Regresó a vivir a España en varias oportunidades, incluso en épocas en que sus padres estaban exiliados en otros países, junto con su hermano Jaime fueron criados por sus abuelos gallegos. ”Fue un aprendizaje extraordinario», asegura.
Pero la persecución y la tragedia acosaron a toda la familia. Incluso su madre sobrevivió a un inexplicable accidente automovilístico durante el exilio en Bogotá.
Con la normalización de la vida política en Bolivia y la llegada de su padre a la presidencia, la vida de Paz Pereira tomó carriles más normales.
Se graduó de economista y licenciado en Relaciones Internacionales, y realizó una maestría en Gestión Política en la American University, en Estados Unidos.
Siguiendo el linaje familiar, Paz Pereira inició su carrera política en 2002 cuando llegó al Congreso por el departamento de Tarija. Entre 2010 y 2020 regresó a la ciudad para convertirse en concejal y luego en alcalde, puesto que ganó con un 55% de los votos.
Desde 2020 es senador nacional por la alianza Comunidad Ciudadana de centroderecha y este año se postuló por primera vez a la presidencia por el Partido Demócrata Cristiano.

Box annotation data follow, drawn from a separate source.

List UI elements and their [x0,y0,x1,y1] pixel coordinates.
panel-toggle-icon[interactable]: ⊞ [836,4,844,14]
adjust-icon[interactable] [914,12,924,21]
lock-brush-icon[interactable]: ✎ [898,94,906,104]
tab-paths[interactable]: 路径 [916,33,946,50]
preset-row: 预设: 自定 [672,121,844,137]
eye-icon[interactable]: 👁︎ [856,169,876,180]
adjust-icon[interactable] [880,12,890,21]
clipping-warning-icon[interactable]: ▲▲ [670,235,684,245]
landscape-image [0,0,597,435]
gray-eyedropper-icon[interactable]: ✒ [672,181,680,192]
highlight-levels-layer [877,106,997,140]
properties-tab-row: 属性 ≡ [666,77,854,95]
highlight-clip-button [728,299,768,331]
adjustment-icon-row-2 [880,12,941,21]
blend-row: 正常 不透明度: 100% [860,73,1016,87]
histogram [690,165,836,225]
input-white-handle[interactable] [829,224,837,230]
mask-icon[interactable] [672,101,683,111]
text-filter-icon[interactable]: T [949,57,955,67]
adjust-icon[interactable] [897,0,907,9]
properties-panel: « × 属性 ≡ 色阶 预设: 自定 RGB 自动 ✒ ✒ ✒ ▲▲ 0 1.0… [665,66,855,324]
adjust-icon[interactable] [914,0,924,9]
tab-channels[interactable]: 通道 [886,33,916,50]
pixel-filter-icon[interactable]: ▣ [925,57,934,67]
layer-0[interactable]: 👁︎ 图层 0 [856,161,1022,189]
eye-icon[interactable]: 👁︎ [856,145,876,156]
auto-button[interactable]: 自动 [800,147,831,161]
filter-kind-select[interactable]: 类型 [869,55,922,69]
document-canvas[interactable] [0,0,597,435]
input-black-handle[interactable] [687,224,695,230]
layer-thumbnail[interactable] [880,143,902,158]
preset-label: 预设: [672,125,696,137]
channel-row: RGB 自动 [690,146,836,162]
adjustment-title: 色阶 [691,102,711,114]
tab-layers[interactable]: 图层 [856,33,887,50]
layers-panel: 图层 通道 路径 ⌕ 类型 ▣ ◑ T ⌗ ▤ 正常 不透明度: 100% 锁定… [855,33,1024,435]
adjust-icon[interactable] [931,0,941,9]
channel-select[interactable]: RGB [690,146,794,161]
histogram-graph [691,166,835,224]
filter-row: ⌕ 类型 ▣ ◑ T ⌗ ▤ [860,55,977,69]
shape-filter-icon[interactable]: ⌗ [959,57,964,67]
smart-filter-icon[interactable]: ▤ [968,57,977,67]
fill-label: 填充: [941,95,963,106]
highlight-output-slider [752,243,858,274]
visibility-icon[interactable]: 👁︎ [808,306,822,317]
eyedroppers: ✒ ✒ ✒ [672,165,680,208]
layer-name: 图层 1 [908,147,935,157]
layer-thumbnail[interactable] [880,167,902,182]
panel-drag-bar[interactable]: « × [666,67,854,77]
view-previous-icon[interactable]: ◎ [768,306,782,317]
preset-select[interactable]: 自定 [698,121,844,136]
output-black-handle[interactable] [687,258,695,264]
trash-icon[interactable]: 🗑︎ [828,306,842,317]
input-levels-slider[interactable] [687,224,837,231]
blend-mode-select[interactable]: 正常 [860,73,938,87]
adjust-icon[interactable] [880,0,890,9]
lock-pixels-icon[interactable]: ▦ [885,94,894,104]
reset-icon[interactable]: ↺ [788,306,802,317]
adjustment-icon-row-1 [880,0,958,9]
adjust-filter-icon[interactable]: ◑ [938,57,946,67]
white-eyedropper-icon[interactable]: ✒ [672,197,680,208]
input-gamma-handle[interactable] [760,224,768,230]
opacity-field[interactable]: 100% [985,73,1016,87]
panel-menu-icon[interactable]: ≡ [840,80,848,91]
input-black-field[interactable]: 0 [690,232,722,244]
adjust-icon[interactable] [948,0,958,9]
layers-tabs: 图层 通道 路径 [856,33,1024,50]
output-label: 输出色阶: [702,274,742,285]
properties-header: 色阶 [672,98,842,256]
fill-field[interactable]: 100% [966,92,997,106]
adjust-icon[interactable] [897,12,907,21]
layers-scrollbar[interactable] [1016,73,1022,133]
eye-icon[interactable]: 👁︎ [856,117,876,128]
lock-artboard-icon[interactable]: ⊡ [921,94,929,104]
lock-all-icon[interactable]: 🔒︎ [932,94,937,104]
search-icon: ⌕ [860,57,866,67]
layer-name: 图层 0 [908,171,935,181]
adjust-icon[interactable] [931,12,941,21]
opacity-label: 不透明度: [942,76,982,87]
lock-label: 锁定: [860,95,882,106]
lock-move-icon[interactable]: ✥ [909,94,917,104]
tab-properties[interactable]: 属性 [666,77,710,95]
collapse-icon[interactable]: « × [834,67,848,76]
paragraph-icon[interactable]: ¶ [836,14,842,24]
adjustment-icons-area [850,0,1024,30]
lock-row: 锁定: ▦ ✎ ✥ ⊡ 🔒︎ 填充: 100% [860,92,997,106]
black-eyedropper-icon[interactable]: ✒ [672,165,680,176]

Durante toda la campaña electoral, Paz Pereira buscó contrastar con el “tecnócrata” Tuto Quiroga, del que dijo: “Yo no tengo plata para pagar encuestas como otros precandidatos”, y dijo que su alternativa era “viajar, viajar y viajar, para conocer todo y estar con todos al mismo tiempo en la patria”.
En la primera vuelta, Paz Pereira alcanzó el 32,6 % de los votos a escala nacional, pero en Tarija, donde fue alcalde, quedó en tercer lugar con cerca de 19 % de los votos.
Pero la gran mayoría de los bolivianos decidió este domingo que este hombre, cuya vida está indudablemente ligada a la lucha y el sacrificio, puede conducir a una transición ordenada a un país en llamas.
Paz Pereira ganó la segunda vuelta del 19 de octubre con el 54,57 % de los votos, de acuerdo con la información preliminar difundida por el Tribunal Supremo Electoral (TSE) de Bolivia con poco más del 97 % de las actas procesadas.
Paz obtuvo ese porcentaje frente a un 45,43 % del exmandatario conservador Jorge Tuto Quiroga (2001-2002), según los datos del Sistema de Transmisión de Resultados Preliminares (Sirepre) ofrecidos por el TSE, con el 97,68 % de las actas computadas.